Yee-haw, verily, "Desperate Measures" has been a huge hit kicking off the 2017-2018 Season at the York Theatre Company: Where musicals come to life. The comedy transplants Shakespeare's "Measure for Measure" to the old west where a nun, a saloon girl, and a sheriff try to keep a hot-headed young cowboy from hanging for killing a man in self-defense. The show has music by David Friedman and book and lyrics by two-time Tony nominee Peter Kellogg ("Anna Karenina").

Show-Score sat down with Kellogg to discuss the surprising success of his knee-slapping comedy.  

SHOW-SCORE: Congratulations on your third extension at The York. It's a 2017 hit but we hear that you first premiered the show way back in 2004?

PETER KELLOGG: The original version was done in prose in 2004 and then again in 2006. It went OK. I was thinking "how can we make this better?". The verse makes it mock-classical and funnier. We did a version like that in 2012. With the new cast, all of a sudden it went really well.

S-S: So what you're saying is, it's an overnight success story.

PETER KELLOGG: (Laughter) Exactly -- that took 20 years. It just works out that way. I guess it's because musicals are never finished. Every time you do a production, you say 'we don't need this song here,' or, 'we do need a song for this character'. It's a long process. 

What have you discovered about "Desperate Measures" in its current life at the York?

In the hands of people who are this funny, it's so much fun to watch. They keep looking for new laughs so that's been great. And the whole sign idea was Jim Morgan's. Why do we need a sign that says "jail" when we know they're in a jail? But once you see it, it's terrific! We create a whole town with signs. That was a happy surprise.

Director Bill Castellino is terrific to work with. He's been very collaborative and he's very good at making cuts. That's another surprise: the show worked fine before but there are always more cuts to be made.

The music is by David Friedman who you usually work with.

My first show was "Anna Karenina" in 1992 with Daniel Levine. But mostly I've worked with David. We have four or five projects together.
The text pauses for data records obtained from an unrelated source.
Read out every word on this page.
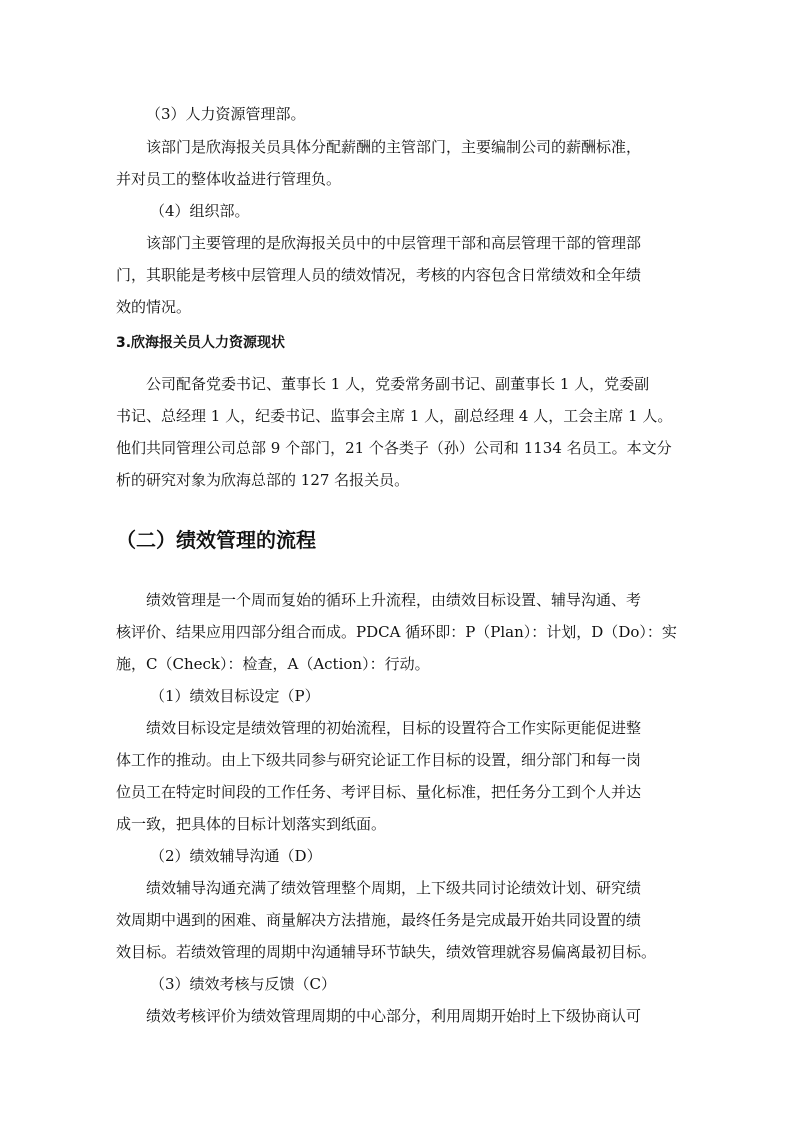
（3）人力资源管理部。
该部门是欣海报关员具体分配薪酬的主管部门，主要编制公司的薪酬标准，
并对员工的整体收益进行管理负。
（4）组织部。
该部门主要管理的是欣海报关员中的中层管理干部和高层管理干部的管理部
门，其职能是考核中层管理人员的绩效情况，考核的内容包含日常绩效和全年绩
效的情况。
3.欣海报关员人力资源现状
公司配备党委书记、董事长 1 人，党委常务副书记、副董事长 1 人，党委副
书记、总经理 1 人，纪委书记、监事会主席 1 人，副总经理 4 人，工会主席 1 人。
他们共同管理公司总部 9 个部门，21 个各类子（孙）公司和 1134 名员工。本文分
析的研究对象为欣海总部的 127 名报关员。
（二）绩效管理的流程
绩效管理是一个周而复始的循环上升流程，由绩效目标设置、辅导沟通、考
核评价、结果应用四部分组合而成。PDCA 循环即：P（Plan）：计划，D（Do）：实
施，C（Check）：检查，A（Action）：行动。
（1）绩效目标设定（P）
绩效目标设定是绩效管理的初始流程，目标的设置符合工作实际更能促进整
体工作的推动。由上下级共同参与研究论证工作目标的设置，细分部门和每一岗
位员工在特定时间段的工作任务、考评目标、量化标准，把任务分工到个人并达
成一致，把具体的目标计划落实到纸面。
（2）绩效辅导沟通（D）
绩效辅导沟通充满了绩效管理整个周期，上下级共同讨论绩效计划、研究绩
效周期中遇到的困难、商量解决方法措施，最终任务是完成最开始共同设置的绩
效目标。若绩效管理的周期中沟通辅导环节缺失，绩效管理就容易偏离最初目标。
（3）绩效考核与反馈（C）
绩效考核评价为绩效管理周期的中心部分，利用周期开始时上下级协商认可
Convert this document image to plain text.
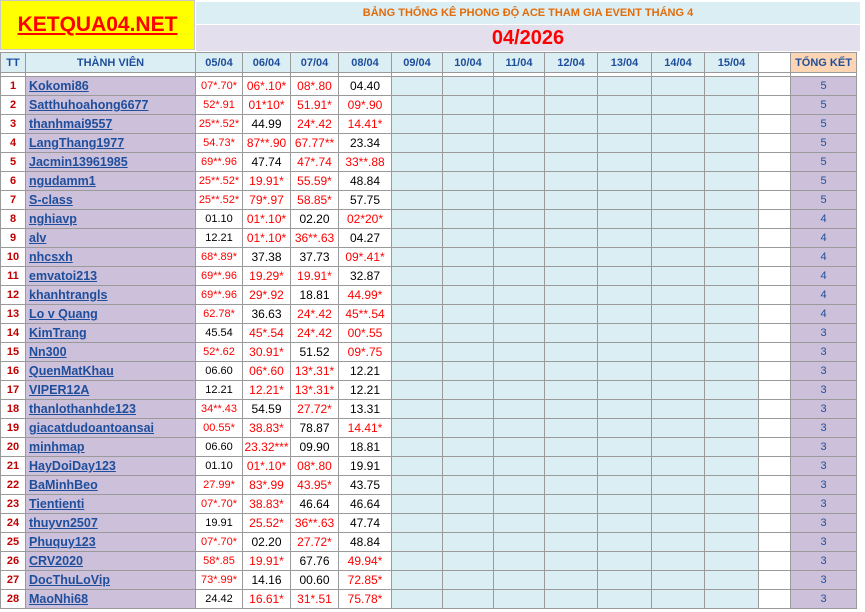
KETQUA04.NET	BẢNG THỐNG KÊ PHONG ĐỘ ACE THAM GIA EVENT THÁNG 4
04/2026
TT	THÀNH VIÊN	05/04	06/04	07/04	08/04	09/04	10/04	11/04	12/04	13/04	14/04	15/04		TỔNG KẾT

1	Kokomi86	07*.70*	06*.10*	08*.80	04.40									5
2	Satthuhoahong6677	52*.91	01*10*	51.91*	09*.90									5
3	thanhmai9557	25**.52*	44.99	24*.42	14.41*									5
4	LangThang1977	54.73*	87**.90	67.77**	23.34									5
5	Jacmin13961985	69**.96	47.74	47*.74	33**.88									5
6	ngudamm1	25**.52*	19.91*	55.59*	48.84									5
7	S-class	25**.52*	79*.97	58.85*	57.75									5
8	nghiavp	01.10	01*.10*	02.20	02*20*									4
9	alv	12.21	01*.10*	36**.63	04.27									4
10	nhcsxh	68*.89*	37.38	37.73	09*.41*									4
11	emvatoi213	69**.96	19.29*	19.91*	32.87									4
12	khanhtrangls	69**.96	29*.92	18.81	44.99*									4
13	Lo v Quang	62.78*	36.63	24*.42	45**.54									4
14	KimTrang	45.54	45*.54	24*.42	00*.55									3
15	Nn300	52*.62	30.91*	51.52	09*.75									3
16	QuenMatKhau	06.60	06*.60	13*.31*	12.21									3
17	VIPER12A	12.21	12.21*	13*.31*	12.21									3
18	thanlothanhde123	34**.43	54.59	27.72*	13.31									3
19	giacatdudoantoansai	00.55*	38.83*	78.87	14.41*									3
20	minhmap	06.60	23.32***	09.90	18.81									3
21	HayDoiDay123	01.10	01*.10*	08*.80	19.91									3
22	BaMinhBeo	27.99*	83*.99	43.95*	43.75									3
23	Tientienti	07*.70*	38.83*	46.64	46.64									3
24	thuyvn2507	19.91	25.52*	36**.63	47.74									3
25	Phuquy123	07*.70*	02.20	27.72*	48.84									3
26	CRV2020	58*.85	19.91*	67.76	49.94*									3
27	DocThuLoVip	73*.99*	14.16	00.60	72.85*									3
28	MaoNhi68	24.42	16.61*	31*.51	75.78*									3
Does the music come first or the book and lyrics? Or does it happen all at the same time with your collaborations?

David likes to have the lyrics written first and I'm more comfortable that way, too. I like to have the whole show written roughly from beginning to end. We'll sit down and critique it from there. 

You have source material to work from in this case. Shakespeare has been interpreted in a million ways.  How did you even decide on the Old West setting?
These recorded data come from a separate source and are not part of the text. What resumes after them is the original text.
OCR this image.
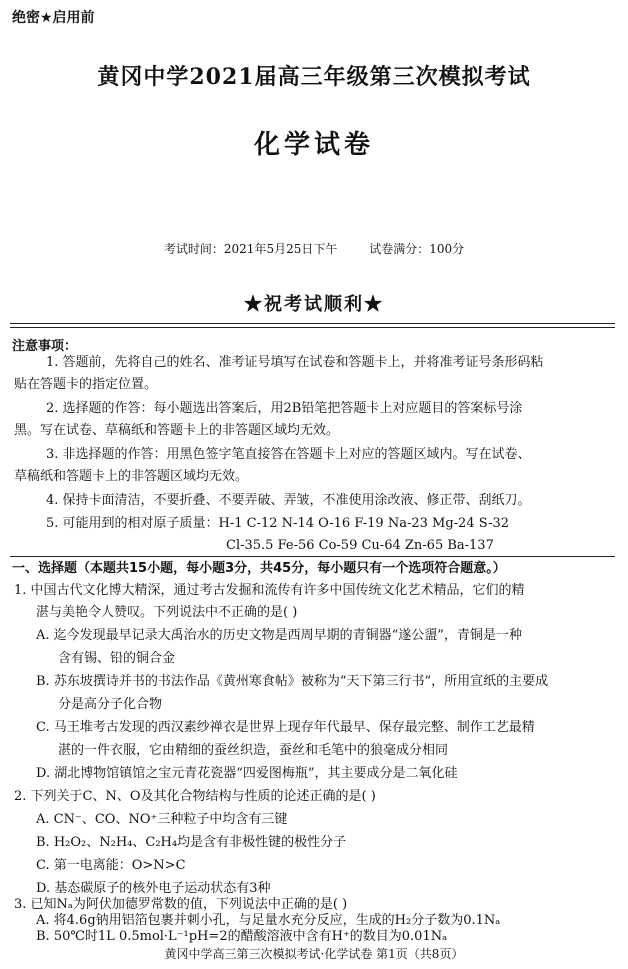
绝密★启用前
黄冈中学2021届高三年级第三次模拟考试
化学试卷
考试时间：2021年5月25日下午	试卷满分：100分
★祝考试顺利★
注意事项：
1. 答题前，先将自己的姓名、准考证号填写在试卷和答题卡上，并将准考证号条形码粘
贴在答题卡的指定位置。
2. 选择题的作答：每小题选出答案后，用2B铅笔把答题卡上对应题目的答案标号涂
黑。写在试卷、草稿纸和答题卡上的非答题区域均无效。
3. 非选择题的作答：用黑色签字笔直接答在答题卡上对应的答题区域内。写在试卷、
草稿纸和答题卡上的非答题区域均无效。
4. 保持卡面清洁，不要折叠、不要弄破、弄皱，不准使用涂改液、修正带、刮纸刀。
5. 可能用到的相对原子质量：H-1 C-12 N-14 O-16 F-19 Na-23 Mg-24 S-32
Cl-35.5 Fe-56 Co-59 Cu-64 Zn-65 Ba-137
一、选择题（本题共15小题，每小题3分，共45分，每小题只有一个选项符合题意。）
1. 中国古代文化博大精深，通过考古发掘和流传有许多中国传统文化艺术精品，它们的精
湛与美艳令人赞叹。下列说法中不正确的是( )
A. 迄今发现最早记录大禹治水的历史文物是西周早期的青铜器“遂公盨”，青铜是一种
含有锡、铅的铜合金
B. 苏东坡撰诗并书的书法作品《黄州寒食帖》被称为“天下第三行书”，所用宣纸的主要成
分是高分子化合物
C. 马王堆考古发现的西汉素纱禅衣是世界上现存年代最早、保存最完整、制作工艺最精
湛的一件衣服，它由精细的蚕丝织造，蚕丝和毛笔中的狼毫成分相同
D. 湖北博物馆镇馆之宝元青花瓷器“四爱图梅瓶”，其主要成分是二氧化硅
2. 下列关于C、N、O及其化合物结构与性质的论述正确的是( )
A. CN⁻、CO、NO⁺三种粒子中均含有三键
B. H₂O₂、N₂H₄、C₂H₄均是含有非极性键的极性分子
C. 第一电离能：O>N>C
D. 基态碳原子的核外电子运动状态有3种
3. 已知Nₐ为阿伏加德罗常数的值，下列说法中正确的是( )
A. 将4.6g钠用铝箔包裹并刺小孔，与足量水充分反应，生成的H₂分子数为0.1Nₐ
B. 50℃时1L 0.5mol·L⁻¹pH=2的醋酸溶液中含有H⁺的数目为0.01Nₐ
黄冈中学高三第三次模拟考试·化学试卷 第1页（共8页）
We were looking for a different genre or style and it occurred to me that "Measure for Measure" would work great as a western. There's a nun, a man condemned to hang, and the idea of a saloon girl is better than an ex-fiancee. Nobody is going to criticize us for ruining the plot of "Measure for Measure" which is a mess.
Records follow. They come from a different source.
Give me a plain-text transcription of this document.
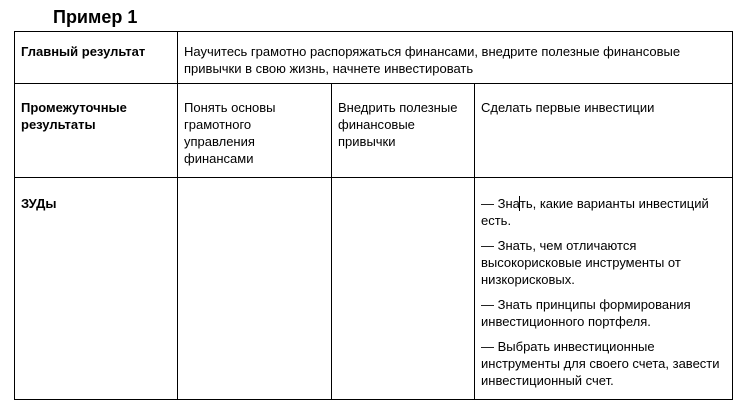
Пример 1
Главный результат	Научитесь грамотно распоряжаться финансами, внедрите полезные финансовые привычки в свою жизнь, начнете инвестировать		
Промежуточные результаты	Понять основы грамотного управления финансами	Внедрить полезные финансовые привычки	Сделать первые инвестиции
ЗУДы			— Знать, какие варианты инвестиций есть.
— Знать, чем отличаются высокорисковые инструменты от низкорисковых.
— Знать принципы формирования инвестиционного портфеля.
— Выбрать инвестиционные инструменты для своего счета, завести инвестиционный счет.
I was very pleasantly surprised by this show since I'm not a huge fan of "Measure for Measure". Some of the references are super funny. Nietzsche is not a name you would automatically think of for a rhyming verse show!

The whole "Measure for Measure" thing is a meditation on justice and fairness in this world and the next. I always thought it was interesting that the Old West, where everyone was so backwards, is actually the same time frame that German philosophy is blooming in Europe. 'Is there a God? Is there justice?' -- these are heavy questions we can treat humorously.

Also Nietzsche is easier to rhyme than Kierkegaard.

[Laughter] Sondheim could do it.

I'm sure he could. 

Your lyrics are so funny and the verse really adds to it. My favorite is during that mug-a-thon, if you will, in the jail between Lauren Molina as the saloon girl and Conor Ryan as her condemned cowboy boyfriend. It's so infectiously funny.

They feed off each other. The reading went so well but you have no idea what actors are capable of doing until you see them in costumes running around on set. 

I know you said a musical is never finished but, after three extensions, is this one?

You know, it probably isn't! David and the director and I have some new ideas but I'm very happy with the songs and the cast. 

So, the lesson is overnight success but never stop tweaking. What was the hardest thing about getting it right?

We tried several endings with lots of different songs. Beginnings and endings are the hardest things. 

"Desperate Measures" closes on December 31st. Have you seen it yet? What's your favorite Shakespearean comedy?